CLERGY CORNER: The hands of God

Posted on 20 September 2018 by LeslieM

Now you are the body of Christ and individually members of it.”

(1 Corinthians 12:27 ESV)

There is a story about a church in the city of Berlin that suffered damage from World War II. Among the items damaged was a statue of Jesus. While the statue was, for the most part, intact, the hands of Jesus were missing. The congregation responded: “Let us replace the hands of Jesus.” The pastor of the congregation replied: “No, let this be a reminder to us all. We are the hands of Jesus.”

We are the hands of Jesus. We who are called to serve on God’s behalf are, in fact, the hands of God. And with our hands, we do God’s work.

Zion Lutheran Church, my congregation, is a part of the Evangelical Lutheran Church in America. Our national church designated Sunday, Sept. 9 as the national day of service. This day is appropriately called: “God’s Work, Our Hands Sunday.” Zion participated by collecting, organizing and packing shoeboxes with items that benefit mariners who come in and out of the Port of Everglades. We supported the inter-denominational ministry of the Seafarer’s House. And, through our efforts, 82 boxes were put together and distributed as a way to say to these men who spend months and months away from their family at sea: “Zion loves you, and we want to give you this gift.” Considering the fact that most of these mariners are from other nations, this project was both local and global.

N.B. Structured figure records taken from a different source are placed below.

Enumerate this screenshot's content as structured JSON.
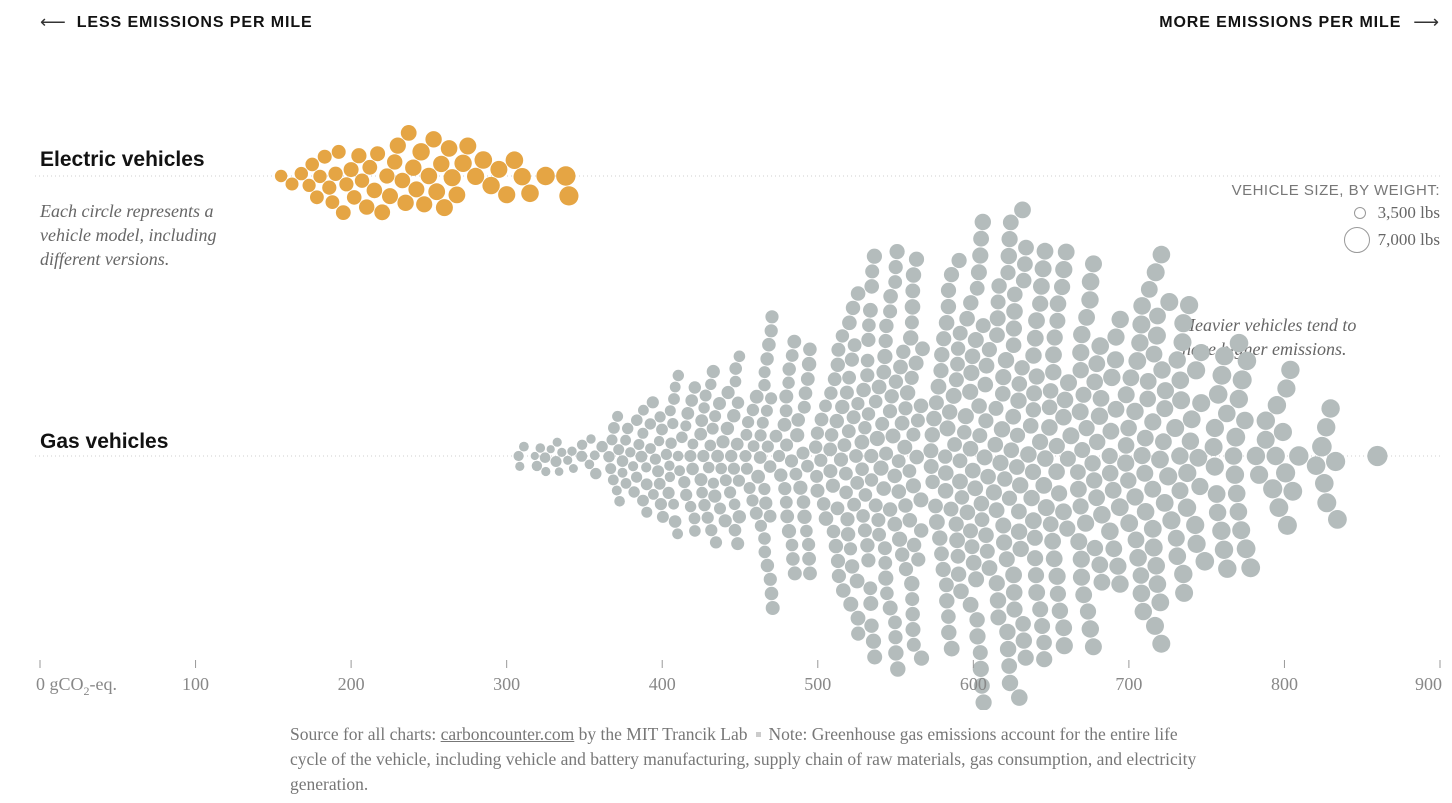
{
  "header": {
    "left_label": "LESS EMISSIONS PER MILE",
    "right_label": "MORE EMISSIONS PER MILE",
    "left_arrow": "⟵",
    "right_arrow": "⟶"
  },
  "groups": {
    "electric": {
      "title": "Electric vehicles",
      "note": "Each circle represents a vehicle model, including different versions.",
      "color": "#e5a544"
    },
    "gas": {
      "title": "Gas vehicles",
      "note": "Heavier vehicles tend to have higher emissions.",
      "color": "#b4bcbc"
    }
  },
  "legend": {
    "title": "VEHICLE SIZE, BY WEIGHT:",
    "small_label": "3,500 lbs",
    "large_label": "7,000 lbs"
  },
  "axis": {
    "ticks": [
      {
        "value": 0,
        "label": "0 gCO",
        "sub": "2",
        "suffix": "-eq."
      },
      {
        "value": 100,
        "label": "100"
      },
      {
        "value": 200,
        "label": "200"
      },
      {
        "value": 300,
        "label": "300"
      },
      {
        "value": 400,
        "label": "400"
      },
      {
        "value": 500,
        "label": "500"
      },
      {
        "value": 600,
        "label": "600"
      },
      {
        "value": 700,
        "label": "700"
      },
      {
        "value": 800,
        "label": "800"
      },
      {
        "value": 900,
        "label": "900"
      }
    ]
  },
  "source": {
    "prefix": "Source for all charts: ",
    "link": "carboncounter.com",
    "middle": " by the MIT Trancik Lab",
    "note": "Note: Greenhouse gas emissions account for the entire life cycle of the vehicle, including vehicle and battery manufacturing, supply chain of raw materials, gas consumption, and electricity generation."
  },
  "chart_data": {
    "type": "scatter",
    "title": "",
    "xlabel": "gCO2-eq.",
    "xlim": [
      0,
      900
    ],
    "series": [
      {
        "name": "Electric vehicles",
        "points": [
          {
            "x": 155,
            "w": 2700
          },
          {
            "x": 162,
            "w": 2900
          },
          {
            "x": 168,
            "w": 3100
          },
          {
            "x": 173,
            "w": 3000
          },
          {
            "x": 175,
            "w": 3200
          },
          {
            "x": 178,
            "w": 3300
          },
          {
            "x": 180,
            "w": 3100
          },
          {
            "x": 183,
            "w": 3400
          },
          {
            "x": 186,
            "w": 3500
          },
          {
            "x": 188,
            "w": 3300
          },
          {
            "x": 190,
            "w": 3600
          },
          {
            "x": 192,
            "w": 3400
          },
          {
            "x": 195,
            "w": 3800
          },
          {
            "x": 197,
            "w": 3500
          },
          {
            "x": 200,
            "w": 3900
          },
          {
            "x": 202,
            "w": 3700
          },
          {
            "x": 205,
            "w": 4000
          },
          {
            "x": 207,
            "w": 3600
          },
          {
            "x": 210,
            "w": 4100
          },
          {
            "x": 212,
            "w": 3800
          },
          {
            "x": 215,
            "w": 4200
          },
          {
            "x": 217,
            "w": 3900
          },
          {
            "x": 220,
            "w": 4300
          },
          {
            "x": 223,
            "w": 4000
          },
          {
            "x": 225,
            "w": 4400
          },
          {
            "x": 228,
            "w": 4100
          },
          {
            "x": 230,
            "w": 4500
          },
          {
            "x": 233,
            "w": 4200
          },
          {
            "x": 235,
            "w": 4600
          },
          {
            "x": 237,
            "w": 4300
          },
          {
            "x": 240,
            "w": 4700
          },
          {
            "x": 242,
            "w": 4400
          },
          {
            "x": 245,
            "w": 5200
          },
          {
            "x": 247,
            "w": 4500
          },
          {
            "x": 250,
            "w": 4800
          },
          {
            "x": 253,
            "w": 4600
          },
          {
            "x": 255,
            "w": 4900
          },
          {
            "x": 258,
            "w": 4700
          },
          {
            "x": 260,
            "w": 5000
          },
          {
            "x": 263,
            "w": 4800
          },
          {
            "x": 265,
            "w": 5100
          },
          {
            "x": 268,
            "w": 4900
          },
          {
            "x": 272,
            "w": 5200
          },
          {
            "x": 275,
            "w": 5000
          },
          {
            "x": 280,
            "w": 5100
          },
          {
            "x": 285,
            "w": 5300
          },
          {
            "x": 290,
            "w": 5200
          },
          {
            "x": 295,
            "w": 5000
          },
          {
            "x": 300,
            "w": 5100
          },
          {
            "x": 305,
            "w": 5300
          },
          {
            "x": 310,
            "w": 5200
          },
          {
            "x": 315,
            "w": 5400
          },
          {
            "x": 325,
            "w": 5800
          },
          {
            "x": 338,
            "w": 6500
          },
          {
            "x": 340,
            "w": 6400
          }
        ]
      },
      {
        "name": "Gas vehicles",
        "generated": true,
        "count": 720,
        "x_min": 305,
        "x_max": 860,
        "x_mode": 540
      }
    ]
  }
}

The reason I share this with you is because of the nature of God’s blessings. We know that we are using our hands to do God’s work. At the end of the day, we hope to be a part of God’s blessing to the Seafarer’s House ministry. In truth, this was every bit as much of a blessing to Zion. In fact, the joy of this experience is still warming my heart.

We gathered in our fellowship hall after our worship service. All ages from elementary through senior citizen were represented organizing, stuffing boxes, wrapping boxes, writing cards, you name it. There was a lot of work going on, but there was just as much laughter and joy. We, of course, had food, music, and many opportunities for our members to visit with each other. And, when it was over, we were blessed to have 82 boxes stuffed and wrapped.

The Seafarer’s House was grateful for our work. I said to them “Thank YOU. You gave us an opportunity to serve, to bond, and to build the body of Christ. Thank YOU for YOUR gift to Zion.”

It is easy for a faith community to get into a rut. Sometimes, I think the word “rut” comes from “routine.” We get fixed into patterns and every once in a while we need to be challenged to get out of our routine, our patterned behaviors, our “ruts.” Serving people is the easiest way to make this happen. And there are as many ways to serve as there are people willing to serve. Our imaginations can run wild thinking of ways people could benefit from our communities of faith.

Imagine if an effort was made that was more than a denominational effort, as was “God’s Work, Our Hands.” Imagine what would happen if every faith community designated a day of service. I can only imagine how many people would be blessed.

But I remind you, among the number of blessed would be the ones being a blessing. As a pastor of a congregation that values serving the community, I am extremely blessed. And when our community of faith puts our heads, hearts and hands together, I was blessed again. And there is one other thing that I almost forgot to mention, “It was fun!”

I know that if I asked the average faith community: “Do you want to be blessed?” The answer would be “Of course.” The good news is that you already are. You have within your community people of all ages with many gifts. You can put those gifts to work and be blessed again, and again, and again, if you put those gifts to the work of community service. We are God’s hands.let us do God’s work.